After taking in camera review of records concerning the U.S. Ambassador to Iraq's diplomatic communications immediately prior to Iraq's invasion of Kuwait, District Court Judge Charles R. Richey has ruled that the State Department's ability to protect most of those documents under Exemption 1 was not waived by the former ambassador's public testimony before Congress. Applying the principles of Fitzgibbon v. CIA, 911 F.2d 755 (D.C. Cir. 1990), and Afshar v. Department of State, 702 F.2d 1125 (D.C. Cir. 1983), regarding the legal effect of "officially acknowledged" or "public domain" information, Judge Richey held that "general discussions of [a topic] cannot be equated with disclosure of specifics," nor does "partial disclosure of information . . . require complete disclosure." He found that the particular "context" of the information contained in most of the documents was sufficiently "different" than the information in the "public domain" to justify their withholding under Exemption 1. As for two of the documents, however, Judge Richey found insufficient evidence of such "different context" to warrant nondisclosure on the existing record -- a finding that may lead to further proceedings.
New York Times Co. v. NASA, Civil No. 86-2860 (D.D.C. Dec. 12, 1991).
Putting an end to a longstanding Exemption 6 lawsuit over the audiotape of the space shuttle Challenger disaster, District Court Judge Norma H. Johnson has held that disclosure of the recording would be a "clearly unwarranted" invasion of the privacy interests of the astronauts' families. Judge Johnson explained that "[e]xposure to the voice of a beloved family member immediately prior to that family member's death is what would cause the Challenger families pain . . . a disruption of their peace of mind," such that "the very sound of the astronauts' words" implicates a "substantial" privacy interest. On the other side of the Exemption 6 balancing equation, she reasoned that even if background noises or voice inflections on the tape indicated that the astronauts knew they were going to die, that would "shed absolutely no light on the conduct of any Government agency or official." Especially given that a transcript of the tape has been released, Judge Johnson concluded, "the privacy interest in non-disclosure clearly outweighs the public interest."
Silets v. Department of Justice, 945 F.2d 227 (7th Cir. 1991) (en banc).

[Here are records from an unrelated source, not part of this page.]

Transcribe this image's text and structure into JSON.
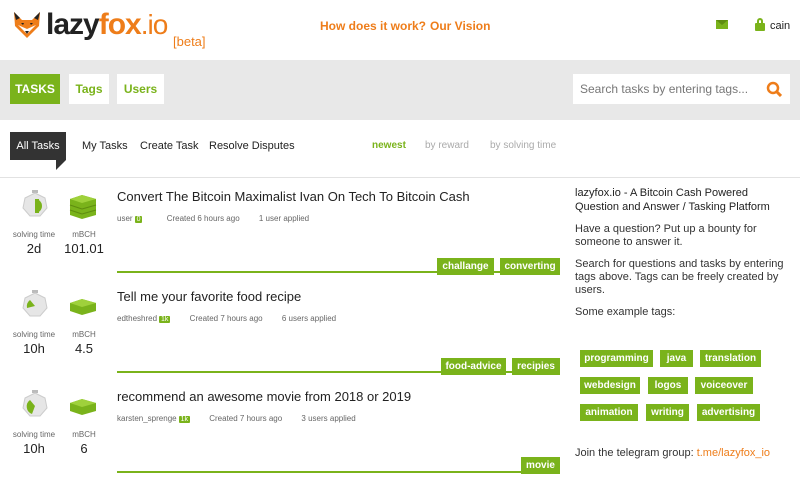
{
  "header": {
    "brand_prefix": "lazy",
    "brand_accent": "fox",
    "brand_io": ".io",
    "beta": "[beta]",
    "nav": [
      {
        "label": "How does it work?"
      },
      {
        "label": "Our Vision"
      }
    ],
    "user": "cain"
  },
  "toolbar": {
    "tabs": [
      {
        "label": "TASKS",
        "active": true
      },
      {
        "label": "Tags",
        "active": false
      },
      {
        "label": "Users",
        "active": false
      }
    ],
    "search_placeholder": "Search tasks by entering tags..."
  },
  "subnav": {
    "items": [
      "All Tasks",
      "My Tasks",
      "Create Task",
      "Resolve Disputes"
    ],
    "sort": [
      {
        "label": "newest",
        "active": true
      },
      {
        "label": "by reward",
        "active": false
      },
      {
        "label": "by solving time",
        "active": false
      }
    ]
  },
  "tasks": [
    {
      "solving_label": "solving time",
      "solving_value": "2d",
      "reward_label": "mBCH",
      "reward_value": "101.01",
      "title": "Convert The Bitcoin Maximalist Ivan On Tech To Bitcoin Cash",
      "user": "user",
      "rep": "0",
      "created": "Created 6 hours ago",
      "applied": "1 user applied",
      "tags": [
        "challange",
        "converting"
      ]
    },
    {
      "solving_label": "solving time",
      "solving_value": "10h",
      "reward_label": "mBCH",
      "reward_value": "4.5",
      "title": "Tell me your favorite food recipe",
      "user": "edtheshred",
      "rep": "1k",
      "created": "Created 7 hours ago",
      "applied": "6 users applied",
      "tags": [
        "food-advice",
        "recipies"
      ]
    },
    {
      "solving_label": "solving time",
      "solving_value": "10h",
      "reward_label": "mBCH",
      "reward_value": "6",
      "title": "recommend an awesome movie from 2018 or 2019",
      "user": "karsten_sprenge",
      "rep": "1k",
      "created": "Created 7 hours ago",
      "applied": "3 users applied",
      "tags": [
        "movie"
      ]
    }
  ],
  "panel": {
    "title_line1": "lazyfox.io - A Bitcoin Cash Powered",
    "title_line2": "Question and Answer / Tasking Platform",
    "p1": "Have a question? Put up a bounty for someone to answer it.",
    "p2": "Search for questions and tasks by entering tags above. Tags can be freely created by users.",
    "p3": "Some example tags:",
    "example_tags": [
      "programming",
      "java",
      "translation",
      "webdesign",
      "logos",
      "voiceover",
      "animation",
      "writing",
      "advertising"
    ],
    "telegram_text": "Join the telegram group: ",
    "telegram_link": "t.me/lazyfox_io"
  },
  "colors": {
    "accent_green": "#7ab31b",
    "accent_orange": "#ee7d1a",
    "band_gray": "#e8e8e8"
  }
}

In a decision underscoring the authority of district courts to forego in camera inspection of withheld documents, the full Seventh Circuit Court of Appeals ruled that a district court judge did not abuse his discretion in upholding the Justice Department's application of Exemptions 2, 3, 7(C) and 7(D) to records relating to the electronic surveillance of Teamsters boss Jimmy Hoffa during the 1960s. Reemphasizing that in camera inspection should be reserved only for instances "when the exemption issue before the district court cannot otherwise be resolved," the Seventh Circuit rejected the requester's argument that in camera review was mandated because he made allegations of government misconduct. It pointedly observed that "[i]f we were to require only an assertion of bad faith as opposed to evidence of bad faith, we would send a signal flare to all future litigants to make certain to allege Government misconduct no matter how unsupported the allegation."